Men and women appear side by side in the collection, sharing pieces that move between different modes of dressing. Chiuri designs garments with an interchangeable quality, creating a wardrobe that allows the wearer to break down and rebuild each look. A shirt with trousers appears almost like one continuous piece, suggesting a uniform with room for adaptation.
Chiuri brings parchment, a material tied to Fendi, into direct contact with studded black leather through the reactivated Baguette bag. In clothing, parchment becomes a color, set against black to create a sharper contrast. Accessories and apparel follow the same logic, with materials carrying ideas across categories.


A georgette dress gains new tension through a leather plastron, changing how the fabric sits against the body. Wardrobe staples receive a different force through material opposition. The trench coat develops through fur stripes and wedge studs, turning a familiar shape into something more assertive. Shiny leather works against matte fabric on jackets and coats.

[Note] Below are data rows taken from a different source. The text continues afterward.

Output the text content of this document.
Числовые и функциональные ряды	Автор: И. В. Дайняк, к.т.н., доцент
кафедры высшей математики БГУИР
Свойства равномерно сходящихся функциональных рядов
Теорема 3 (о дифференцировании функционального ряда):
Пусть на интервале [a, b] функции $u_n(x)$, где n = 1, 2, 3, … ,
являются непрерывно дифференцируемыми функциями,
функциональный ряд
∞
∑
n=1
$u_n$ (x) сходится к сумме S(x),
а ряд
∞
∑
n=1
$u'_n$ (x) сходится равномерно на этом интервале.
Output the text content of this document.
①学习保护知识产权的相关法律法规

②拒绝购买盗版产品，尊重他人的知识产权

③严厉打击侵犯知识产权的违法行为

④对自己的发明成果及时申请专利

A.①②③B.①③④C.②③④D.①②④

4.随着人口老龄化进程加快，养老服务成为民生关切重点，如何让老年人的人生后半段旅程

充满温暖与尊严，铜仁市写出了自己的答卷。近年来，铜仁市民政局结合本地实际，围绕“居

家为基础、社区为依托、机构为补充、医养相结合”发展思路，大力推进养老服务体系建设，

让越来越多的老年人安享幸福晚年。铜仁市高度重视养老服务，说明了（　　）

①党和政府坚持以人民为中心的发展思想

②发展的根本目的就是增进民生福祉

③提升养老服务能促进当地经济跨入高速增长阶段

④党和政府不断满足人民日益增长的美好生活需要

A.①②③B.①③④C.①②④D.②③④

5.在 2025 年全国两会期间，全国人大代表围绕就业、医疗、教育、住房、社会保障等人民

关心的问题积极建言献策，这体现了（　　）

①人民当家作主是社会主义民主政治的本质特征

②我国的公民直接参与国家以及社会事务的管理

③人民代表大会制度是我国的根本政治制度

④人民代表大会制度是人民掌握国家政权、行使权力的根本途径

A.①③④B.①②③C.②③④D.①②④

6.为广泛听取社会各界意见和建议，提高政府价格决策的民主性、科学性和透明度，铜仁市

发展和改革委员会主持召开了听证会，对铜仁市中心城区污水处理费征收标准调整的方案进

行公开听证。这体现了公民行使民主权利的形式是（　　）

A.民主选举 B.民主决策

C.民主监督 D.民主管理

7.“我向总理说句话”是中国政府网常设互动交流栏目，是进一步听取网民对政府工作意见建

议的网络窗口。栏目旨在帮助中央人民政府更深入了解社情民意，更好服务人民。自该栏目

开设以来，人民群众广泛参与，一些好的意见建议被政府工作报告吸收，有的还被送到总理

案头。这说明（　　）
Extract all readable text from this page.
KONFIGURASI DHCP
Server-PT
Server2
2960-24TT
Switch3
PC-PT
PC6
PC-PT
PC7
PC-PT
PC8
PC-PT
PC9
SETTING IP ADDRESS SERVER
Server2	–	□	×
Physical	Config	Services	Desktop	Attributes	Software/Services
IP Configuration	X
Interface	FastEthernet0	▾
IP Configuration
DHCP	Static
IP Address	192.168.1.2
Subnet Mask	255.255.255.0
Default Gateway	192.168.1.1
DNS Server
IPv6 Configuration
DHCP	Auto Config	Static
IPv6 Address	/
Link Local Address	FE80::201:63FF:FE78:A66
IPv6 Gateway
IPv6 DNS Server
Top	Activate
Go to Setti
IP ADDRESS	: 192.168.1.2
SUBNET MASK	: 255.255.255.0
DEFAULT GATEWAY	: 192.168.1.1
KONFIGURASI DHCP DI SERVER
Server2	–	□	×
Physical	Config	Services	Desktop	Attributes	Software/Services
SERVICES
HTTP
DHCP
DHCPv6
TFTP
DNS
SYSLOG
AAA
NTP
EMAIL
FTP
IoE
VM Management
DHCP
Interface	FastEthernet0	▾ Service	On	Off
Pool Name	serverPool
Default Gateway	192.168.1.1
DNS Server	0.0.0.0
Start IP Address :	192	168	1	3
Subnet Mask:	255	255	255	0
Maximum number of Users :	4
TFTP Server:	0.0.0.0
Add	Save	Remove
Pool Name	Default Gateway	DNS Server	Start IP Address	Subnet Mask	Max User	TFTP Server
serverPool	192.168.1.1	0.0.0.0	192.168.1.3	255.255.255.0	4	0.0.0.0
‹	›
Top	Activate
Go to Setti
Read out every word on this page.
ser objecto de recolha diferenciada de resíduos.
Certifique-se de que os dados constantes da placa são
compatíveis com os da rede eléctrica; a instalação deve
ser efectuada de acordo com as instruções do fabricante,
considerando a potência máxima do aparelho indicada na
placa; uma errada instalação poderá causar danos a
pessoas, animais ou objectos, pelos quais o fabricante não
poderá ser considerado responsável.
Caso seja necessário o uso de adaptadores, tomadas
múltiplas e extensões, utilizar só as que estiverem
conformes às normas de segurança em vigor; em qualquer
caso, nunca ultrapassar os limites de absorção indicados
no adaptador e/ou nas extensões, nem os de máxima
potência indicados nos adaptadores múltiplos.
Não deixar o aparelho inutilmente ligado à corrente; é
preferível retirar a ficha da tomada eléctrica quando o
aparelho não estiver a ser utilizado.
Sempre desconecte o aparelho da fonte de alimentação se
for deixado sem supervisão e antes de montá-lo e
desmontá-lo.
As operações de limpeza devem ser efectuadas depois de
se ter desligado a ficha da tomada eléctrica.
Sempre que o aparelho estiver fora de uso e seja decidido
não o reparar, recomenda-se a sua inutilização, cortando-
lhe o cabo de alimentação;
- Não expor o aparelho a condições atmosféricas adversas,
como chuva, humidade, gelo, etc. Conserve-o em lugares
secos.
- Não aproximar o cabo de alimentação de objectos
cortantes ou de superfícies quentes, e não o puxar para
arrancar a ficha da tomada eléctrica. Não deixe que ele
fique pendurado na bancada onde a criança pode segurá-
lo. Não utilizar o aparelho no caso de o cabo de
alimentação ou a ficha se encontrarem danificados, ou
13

Evening pieces bring light into the collection through silver lace and sequin embroidery. These dresses introduce gleams across the season, giving the wardrobe a more decorative register while staying within Chiuri’s controlled framework.
The Tree of Life appears as the collection’s central image. Chiuri uses it to connect nature, humanity, reason, and coexistence, extending the idea of fashion as a shared practice. The motif leads back to her chosen motto, “Less I, more us,” which gives the collection its clearest emotional and political charge.